Over the past few years, the festival venue has gone back and forth between State Bridge and Rancho Del Rio, two venues on the Colorado River, just several dirt-road or river miles apart. McConathy, who grew up in the Vail Valley, said he loves the amphitheater at State Bridge, but the convenience of on-site accommodations at Rancho aligns with his overall vision.
“Having to provide shuttles to the venue and back changes the experience that we really wanted to provide people out there,” he said. “The festival is family oriented and communal, with a ton of music, but people are going out there for the experience, so they can sit down and enjoy the music from their campsite if they want to, or they can float to State Bridge if they want to; everyone has more control of their experience at Rancho, so we really enjoy it up there.”
And it’s still just a few miles from Yarmony Creek Ranch (as the crow flies), McConathy said.
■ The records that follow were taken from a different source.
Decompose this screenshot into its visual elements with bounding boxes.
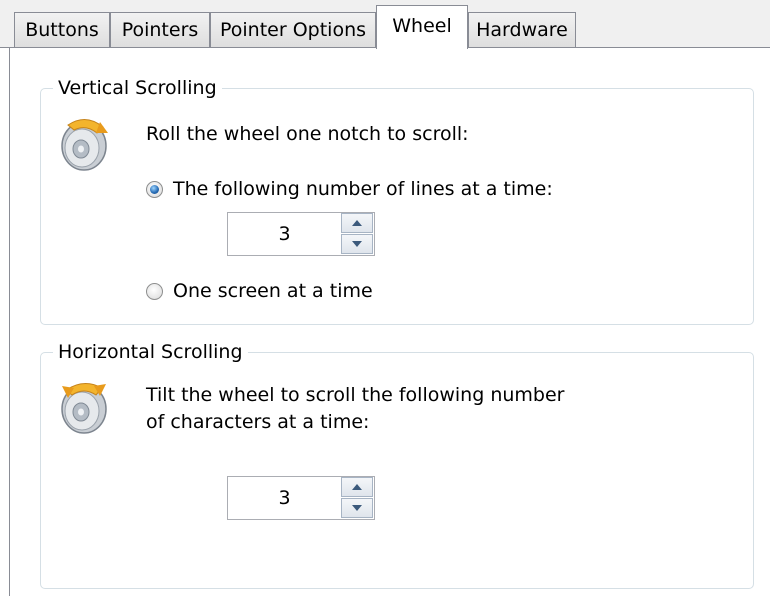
arrow-up-icon — [352, 484, 362, 490]
radio-screen-label: One screen at a time — [173, 280, 373, 302]
radio-lines-button[interactable] — [146, 180, 163, 198]
tab-pointers[interactable]: Pointers — [110, 12, 210, 47]
arrow-down-icon — [352, 241, 362, 247]
radio-one-screen[interactable]: One screen at a time — [146, 280, 373, 302]
tab-buttons[interactable]: Buttons — [14, 12, 110, 47]
tab-hardware[interactable]: Hardware — [468, 12, 576, 47]
tab-pointer-options[interactable]: Pointer Options — [210, 12, 376, 47]
radio-lines-at-a-time[interactable]: The following number of lines at a time: — [146, 178, 553, 200]
horizontal-scrolling-title: Horizontal Scrolling — [53, 341, 248, 363]
chars-spinner — [227, 476, 377, 520]
vertical-instruction: Roll the wheel one notch to scroll: — [146, 123, 469, 145]
tab-wheel[interactable]: Wheel — [376, 5, 468, 49]
chars-spin-up-button[interactable] — [341, 477, 373, 497]
horizontal-instruction-line1: Tilt the wheel to scroll the following n… — [146, 384, 565, 406]
mouse-properties-wheel-page: Buttons Pointers Pointer Options Wheel H… — [0, 0, 770, 596]
panel-left-border — [9, 48, 10, 596]
horizontal-instruction-line2: of characters at a time: — [146, 411, 370, 433]
mouse-wheel-vertical-icon — [61, 119, 108, 171]
chars-input[interactable] — [227, 476, 341, 520]
radio-screen-button[interactable] — [146, 282, 163, 300]
vertical-scrolling-title: Vertical Scrolling — [53, 77, 222, 99]
lines-spin-down-button[interactable] — [341, 234, 373, 254]
mouse-wheel-horizontal-icon — [61, 383, 107, 434]
lines-spinner — [227, 212, 377, 256]
lines-input[interactable] — [227, 212, 341, 256]
chars-spin-down-button[interactable] — [341, 498, 373, 518]
arrow-down-icon — [352, 505, 362, 511]
arrow-up-icon — [352, 220, 362, 226]
lines-spin-up-button[interactable] — [341, 213, 373, 233]
radio-lines-label: The following number of lines at a time: — [173, 178, 553, 200]
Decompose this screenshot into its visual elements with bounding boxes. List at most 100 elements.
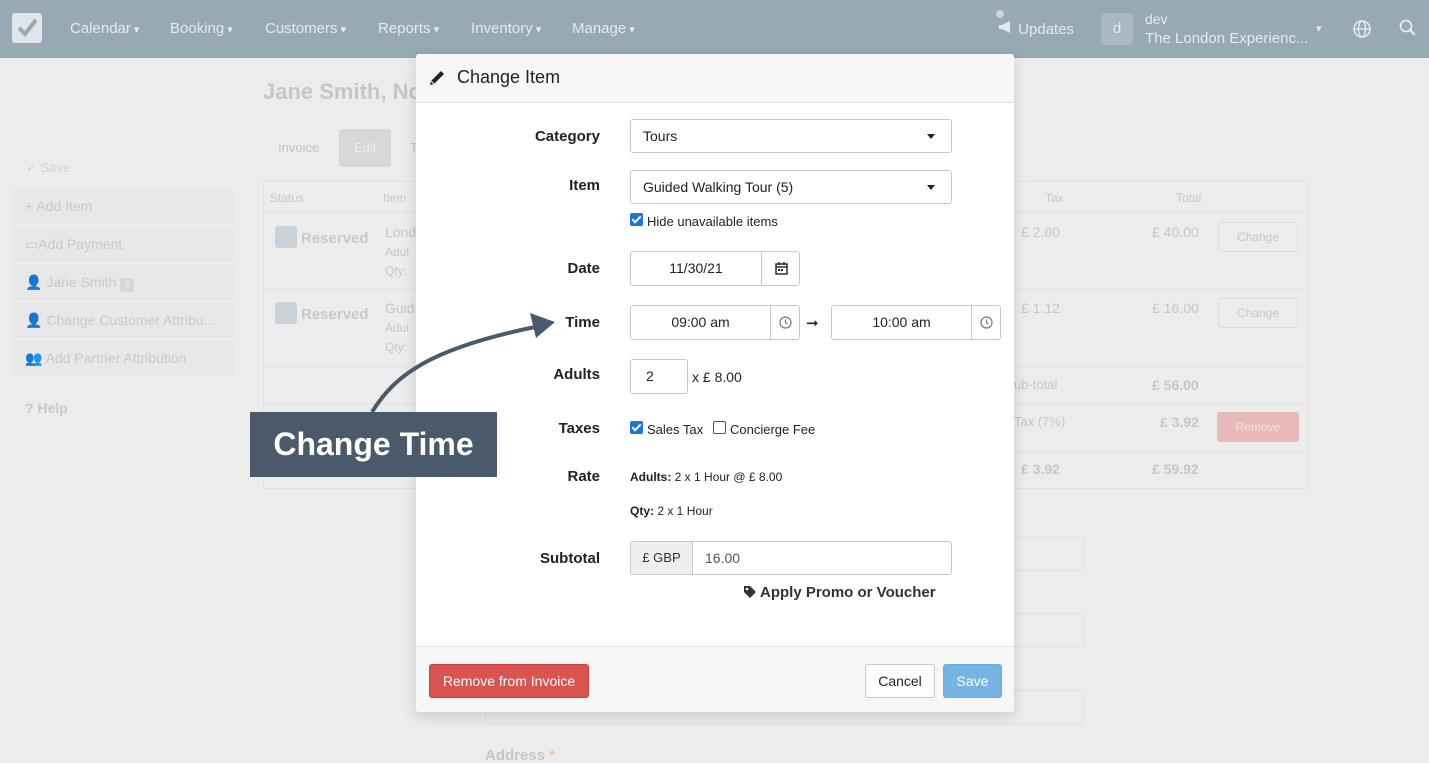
nav-booking[interactable]: Booking [170, 20, 233, 37]
tab-edit[interactable]: Edit [339, 129, 392, 167]
time-end-input[interactable]: 10:00 am [831, 305, 972, 340]
updates-dot [996, 10, 1004, 18]
user-menu-chevron-icon[interactable]: ▾ [1316, 22, 1322, 35]
item-select[interactable]: Guided Walking Tour (5) [630, 170, 952, 204]
row-tax: £ 1.12 [1021, 300, 1060, 316]
save-button[interactable]: Save [943, 664, 1002, 698]
time-start-input[interactable]: 09:00 am [630, 305, 771, 340]
adults-unit-price: x £ 8.00 [692, 369, 742, 385]
table-header-tax: Tax [1045, 191, 1064, 205]
question-circle-icon: ? [25, 400, 34, 416]
nav-manage[interactable]: Manage [572, 20, 635, 37]
tax-label: Tax (7%) [1014, 414, 1066, 429]
nav-calendar[interactable]: Calendar [70, 20, 139, 37]
nav-customers[interactable]: Customers [265, 20, 346, 37]
calendar-icon [775, 262, 788, 275]
users-icon: 👥 [25, 350, 43, 366]
time-start-clock-button[interactable] [770, 305, 800, 340]
app-logo[interactable] [12, 13, 42, 43]
sidebar-label: Help [37, 400, 68, 416]
rate-qty-value: 2 x 1 Hour [657, 504, 713, 518]
address-label: Address * [485, 747, 555, 763]
sidebar-item-add-payment[interactable]: ▭Add Payment [12, 227, 234, 261]
concierge-fee-checkbox[interactable] [713, 421, 726, 434]
date-label: Date [567, 260, 600, 277]
modal-footer: Remove from Invoice Cancel Save [416, 646, 1014, 712]
remove-from-invoice-button[interactable]: Remove from Invoice [429, 664, 589, 698]
row-item: Lond [385, 224, 417, 240]
tab-invoice[interactable]: Invoice [263, 129, 334, 167]
sidebar-item-customer[interactable]: 👤 Jane Smith 4 [12, 265, 234, 299]
row-total: £ 40.00 [1152, 224, 1199, 240]
status-color-swatch [275, 302, 297, 324]
row-change-button[interactable]: Change [1218, 298, 1298, 328]
sales-tax-label: Sales Tax [647, 422, 704, 437]
apply-promo-label: Apply Promo or Voucher [760, 584, 936, 601]
page-title: Jane Smith, No [263, 79, 422, 104]
cancel-button[interactable]: Cancel [865, 664, 935, 698]
sidebar-label: Jane Smith [46, 274, 117, 290]
nav-inventory[interactable]: Inventory [471, 20, 541, 37]
updates-label: Updates [1018, 21, 1075, 38]
nav-reports[interactable]: Reports [378, 20, 439, 37]
date-picker-button[interactable] [761, 251, 800, 286]
user-org[interactable]: The London Experienc... [1145, 30, 1308, 47]
required-mark: * [549, 747, 556, 763]
adults-quantity-input[interactable]: 2 [630, 359, 688, 394]
category-label: Category [534, 128, 600, 145]
status-color-swatch [275, 226, 297, 248]
sidebar-item-help[interactable]: ? Help [12, 391, 234, 425]
customer-count-badge: 4 [120, 278, 134, 292]
row-status: Reserved [301, 230, 369, 247]
clock-icon [779, 316, 792, 329]
megaphone-icon [999, 21, 1010, 33]
rate-label: Rate [567, 468, 600, 485]
tax-value: £ 3.92 [1160, 414, 1199, 430]
rate-qty-key: Qty: [630, 504, 654, 518]
tag-icon [744, 586, 756, 598]
total-tax: £ 3.92 [1021, 461, 1060, 477]
subtotal-value: £ 56.00 [1152, 377, 1199, 393]
search-icon[interactable] [1399, 19, 1417, 37]
row-change-button[interactable]: Change [1218, 222, 1298, 252]
subtotal-input[interactable]: 16.00 [692, 541, 952, 575]
annotation-callout: Change Time [250, 412, 497, 477]
hide-unavailable-checkbox[interactable] [630, 213, 643, 226]
top-navbar: Calendar Booking Customers Reports Inven… [0, 0, 1429, 58]
sidebar-label: Add Partner Attribution [45, 350, 187, 366]
time-end-clock-button[interactable] [971, 305, 1001, 340]
user-icon: 👤 [25, 274, 43, 290]
table-header-item: Item [383, 191, 407, 205]
subtotal-label: Subtotal [540, 550, 600, 567]
user-name[interactable]: dev [1145, 11, 1168, 27]
sales-tax-checkbox[interactable] [630, 421, 643, 434]
change-item-modal: Change Item Category Tours Item Guided W… [416, 54, 1014, 712]
rate-adults-value: 2 x 1 Hour @ £ 8.00 [674, 470, 783, 484]
row-status: Reserved [301, 306, 369, 323]
sidebar-item-add-partner-attribution[interactable]: 👥 Add Partner Attribution [12, 341, 234, 375]
sidebar-label: Change Customer Attribu... [46, 312, 216, 328]
row-item-qty: Qty: [385, 340, 408, 354]
apply-promo-link[interactable]: Apply Promo or Voucher [743, 584, 936, 601]
row-tax: £ 2.80 [1021, 224, 1060, 240]
checkmark-logo-icon [17, 18, 38, 38]
date-input[interactable]: 11/30/21 [630, 251, 762, 286]
remove-tax-button[interactable]: Remove [1217, 412, 1299, 442]
sidebar-item-add-item[interactable]: + Add Item [12, 189, 234, 223]
globe-icon[interactable] [1352, 19, 1372, 39]
sidebar-item-change-customer-attribution[interactable]: 👤 Change Customer Attribu... [12, 303, 234, 337]
row-item-detail: Adul [385, 321, 410, 335]
subtotal-label: ub-total [1014, 377, 1058, 392]
adults-label: Adults [553, 366, 600, 383]
row-item-detail: Adul [385, 245, 410, 259]
nav-updates[interactable]: Updates [998, 20, 1074, 38]
avatar[interactable]: d [1101, 13, 1133, 45]
table-header-total: Total [1176, 191, 1202, 205]
save-link[interactable]: ✓ Save [26, 160, 70, 176]
item-label: Item [569, 177, 600, 194]
rate-adults: Adults: 2 x 1 Hour @ £ 8.00 [630, 470, 782, 484]
currency-addon: £ GBP [630, 541, 693, 575]
hide-unavailable-label: Hide unavailable items [647, 214, 778, 229]
modal-title: Change Item [457, 67, 561, 87]
category-select[interactable]: Tours [630, 119, 952, 153]
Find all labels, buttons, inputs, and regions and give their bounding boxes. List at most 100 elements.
So it seems the gypsy festival may have finally found a home.
SOUNDS OF STRINGS
The annual festival is back this weekend, Friday, Aug. 15, through Sunday, Aug. 17, featuring bluegrass greats such as the Shockenaw Mountain Boys, with members of Railroad Earth — including Tim Carbone, John Skehan, Andy Goessling and Johnny Grub — taking the stage on Saturday night.
Wicked Messenger, with Adam Aijala and Ben Kaufman of Yonder Mountain String Band, plays on Friday evening, and a sure highlight will be The Motet’s late-night Friday funk set.
Multi-instrumentalist sisters Rising Appalachia play on Friday and Saturday, and Keller Williams’ trademark sound known as Grateful Grass will be on stage on Saturday night, featuring mandolinist Jeff Austin and Keith Moseley, of The String Cheese Incident.
“Grateful Grass is this novelty bluegrass; a Grateful Dead song project,” Williams said. “Yarmony is one of the few times when we will have all three original members of the concept, so I am looking forward to that connection again — where it all started — as well as seeing all the others players I know who are going to be there.”
Colorado-based funk band The Motet just released its seventh album, “The Motet,” in March.
“After a long time of playing lots of different kinds of music, with years of different lineups, we finally have a band again, and we are reclaiming our name and reclaiming our sounds,” said Jans Ingber, of The Motet.
Although Ingber said the band doesn’t usually play at a lot of “string-based music festivals,” he said they are excited to come back close to home.
“We are just super psyched to get back to that part of the world,” he said, “because we are not playing at State Bridge this year, so to do an outdoor Colorado festival for fans is something we are very excited about.”
Colorado is a great match for the music, Ingber said, and suggested that festivalgoers “bring their dancing shoes.”
“It doesn’t matter what genre you are talking about,” he said. “People like to throw down and celebrate life, especially in Colorado, and I think that’s why The Motet and Colorado are such a great match.”
FROM DRUMMING TO DANCE
YarmonyGrass will host the Gravity Lounge this year, an interactive performance space for more than a dozen diverse workshops. Workshop experiences will be varied and include yoga, drumming, song, dance, permaculture, meditation and more.
“I kind of just drew from all the musical power that I really respected and appreciated growing up,” said McConathy, who is also the songwriter, vocalist and acoustic guitar player for Drunken Hearts, playing at the festival on Saturday. “I have always tried to put together a diverse musical landscape that a lot of people, and families, can enjoy, so we bring in a little bit of everything.”
Kids 12 and younger are free, and there is a family zone available for camping. Camping is encouraged and available on site; the cost is included with the purchase of a festival ticket.